The undersecretary also floated the idea of giving bonuses to doctors to persuade them to work longer. Doctors’ pensions has “obvious critical issues”, he said, adding: “There has been short-sightedness on the part of governments over time.”

In 2019, just before the start of the COVID-19 pandemic that hit Italy the hardest at the beginning, Durigon’s party, the League, at the time ina coallition with the Five Star Movement, pushed for the introduction of the so-called ‘quota 100’, giving people the possibility to retire at 62 with 38 years of contributions, for a three-year period.

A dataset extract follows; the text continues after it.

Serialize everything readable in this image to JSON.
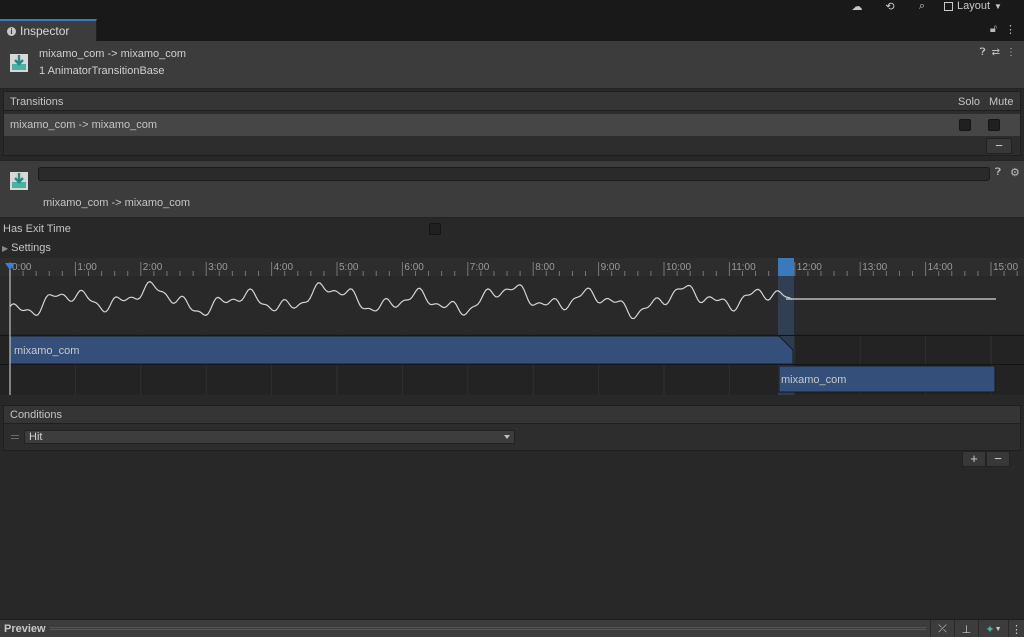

According to a 2022 report published by Italy’s Istituto Nazionale di Previdenza Sociale (INPS), 7,225 doctors opted for ‘quota 100’ during the pandemic, when they were needed the most, with 90.4% of those retiring earlier being employed in companies or bodies of the national health service.

Durigon said 2024 “will be a key year” to change the country’s pension system through a reform that will be “sustainable for the public budget and for the labour market, flexible and long-lasting”.

The government aims to index pensions for next 10 years, he continued, adding that it also plans to introduce ‘quota 41’, giving workers the option to retire with 41 years of contributions regardless of age.

Durigon also said in the interview that Meloni’s government is close to abolishing the ‘Fornero law’, which has increased retirement age, despite having defined more stringent requirements for early retirement in the budget law for 2024.